Benard Ayieko
Vom 5. bis 10. November war China Gastgeber der fünften China International Import Expo, kurz CIIE. In diesem Jahr stand das Messeevent unter dem Motto „Globale Öffnungsimpulse setzen, Kooperationschancen gemeinsam nutzen“. Die erste CIIE öffnete im Jahr 2018 ihre Pforten. Im Laufe der Jahre hat sich das Messeevent, das traditionell im Nationalen Ausstellungs- und Kongresszentrum in Shanghai stattfindet, zu einem jährlichen Pflichttermin für viele Aussteller und Besucher aus aller Welt gemausert – mit massiven positiven Auswirkungen auf den Welthandel.

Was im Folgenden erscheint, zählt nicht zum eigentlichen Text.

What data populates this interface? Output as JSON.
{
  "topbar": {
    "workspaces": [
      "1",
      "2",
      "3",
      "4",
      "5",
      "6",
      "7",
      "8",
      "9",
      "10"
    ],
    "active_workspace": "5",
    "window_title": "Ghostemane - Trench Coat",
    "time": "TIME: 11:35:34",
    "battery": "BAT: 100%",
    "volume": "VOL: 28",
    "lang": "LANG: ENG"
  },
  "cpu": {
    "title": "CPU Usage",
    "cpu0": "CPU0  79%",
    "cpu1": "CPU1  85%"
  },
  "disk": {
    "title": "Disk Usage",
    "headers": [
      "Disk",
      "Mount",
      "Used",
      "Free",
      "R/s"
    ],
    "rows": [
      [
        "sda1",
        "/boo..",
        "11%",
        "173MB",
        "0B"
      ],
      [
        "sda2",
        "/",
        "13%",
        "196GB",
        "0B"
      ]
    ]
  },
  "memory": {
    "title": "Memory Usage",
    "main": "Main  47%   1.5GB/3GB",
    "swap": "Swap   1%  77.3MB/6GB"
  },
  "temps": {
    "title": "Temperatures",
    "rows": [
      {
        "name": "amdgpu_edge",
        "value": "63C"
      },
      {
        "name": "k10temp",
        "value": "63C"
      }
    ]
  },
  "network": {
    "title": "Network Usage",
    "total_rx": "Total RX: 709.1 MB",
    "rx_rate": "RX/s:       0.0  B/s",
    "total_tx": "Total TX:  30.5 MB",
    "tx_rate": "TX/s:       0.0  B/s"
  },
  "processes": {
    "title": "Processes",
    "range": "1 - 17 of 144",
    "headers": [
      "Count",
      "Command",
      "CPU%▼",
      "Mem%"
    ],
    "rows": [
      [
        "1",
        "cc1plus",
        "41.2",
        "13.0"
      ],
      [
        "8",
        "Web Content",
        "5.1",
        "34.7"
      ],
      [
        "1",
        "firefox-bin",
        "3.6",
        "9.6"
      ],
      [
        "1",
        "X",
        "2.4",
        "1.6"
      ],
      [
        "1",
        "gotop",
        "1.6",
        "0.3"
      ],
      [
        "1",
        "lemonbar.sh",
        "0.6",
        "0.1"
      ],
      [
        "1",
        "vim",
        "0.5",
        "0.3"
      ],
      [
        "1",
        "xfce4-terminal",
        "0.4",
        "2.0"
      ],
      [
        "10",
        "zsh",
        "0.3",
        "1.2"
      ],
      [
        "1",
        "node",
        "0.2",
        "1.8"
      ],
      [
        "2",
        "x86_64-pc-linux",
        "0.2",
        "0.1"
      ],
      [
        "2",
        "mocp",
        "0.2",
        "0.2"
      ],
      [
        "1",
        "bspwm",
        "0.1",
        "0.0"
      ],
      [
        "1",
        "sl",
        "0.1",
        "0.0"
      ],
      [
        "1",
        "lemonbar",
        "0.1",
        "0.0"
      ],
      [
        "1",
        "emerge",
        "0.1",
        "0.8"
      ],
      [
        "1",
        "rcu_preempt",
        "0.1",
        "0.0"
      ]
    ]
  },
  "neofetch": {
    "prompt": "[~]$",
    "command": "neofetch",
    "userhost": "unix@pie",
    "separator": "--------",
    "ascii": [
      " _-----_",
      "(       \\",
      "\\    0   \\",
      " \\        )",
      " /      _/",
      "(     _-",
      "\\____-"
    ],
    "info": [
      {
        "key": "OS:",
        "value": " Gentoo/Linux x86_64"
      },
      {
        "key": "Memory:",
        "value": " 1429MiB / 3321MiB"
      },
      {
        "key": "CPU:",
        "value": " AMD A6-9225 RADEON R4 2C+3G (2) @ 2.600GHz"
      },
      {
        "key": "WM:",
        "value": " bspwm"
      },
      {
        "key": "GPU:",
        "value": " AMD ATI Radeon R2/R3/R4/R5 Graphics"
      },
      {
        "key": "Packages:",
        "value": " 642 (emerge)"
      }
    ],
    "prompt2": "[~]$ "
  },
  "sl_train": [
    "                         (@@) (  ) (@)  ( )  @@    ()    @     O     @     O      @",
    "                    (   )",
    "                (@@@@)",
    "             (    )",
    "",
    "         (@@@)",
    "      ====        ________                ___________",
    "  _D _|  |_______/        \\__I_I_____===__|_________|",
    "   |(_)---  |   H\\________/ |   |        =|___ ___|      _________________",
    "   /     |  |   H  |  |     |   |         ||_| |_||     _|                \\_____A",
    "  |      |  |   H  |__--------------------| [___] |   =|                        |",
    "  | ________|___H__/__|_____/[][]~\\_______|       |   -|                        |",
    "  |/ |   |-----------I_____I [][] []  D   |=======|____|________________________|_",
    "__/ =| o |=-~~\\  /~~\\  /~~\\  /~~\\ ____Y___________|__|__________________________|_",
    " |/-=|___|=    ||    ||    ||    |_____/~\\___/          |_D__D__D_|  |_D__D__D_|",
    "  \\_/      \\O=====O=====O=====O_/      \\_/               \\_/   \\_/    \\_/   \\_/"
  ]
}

Die CIIE ist zu einem wichtigen Kanal für internationale Geschäfte, verstärkte Zusammenarbeit und die Generierung gemeinsamen Wohlstands gereift.
Die Veranstaltung ist ein klarer Beweis dafür, dass sich China unter Führung von Staatspräsident Xi Jinping dafür einsetzt, gemeinsame Marktchancen mit anderen Ländern zu schaffen. Die diesjährige Expo kommt zu einem Zeitpunkt, an dem die Welt noch immer mit COVID-19 und den wirtschaftlichen Folgen der Pandemie kämpft, insbesondere den nachteiligen Auswirkungen auf die globalen Lieferketten.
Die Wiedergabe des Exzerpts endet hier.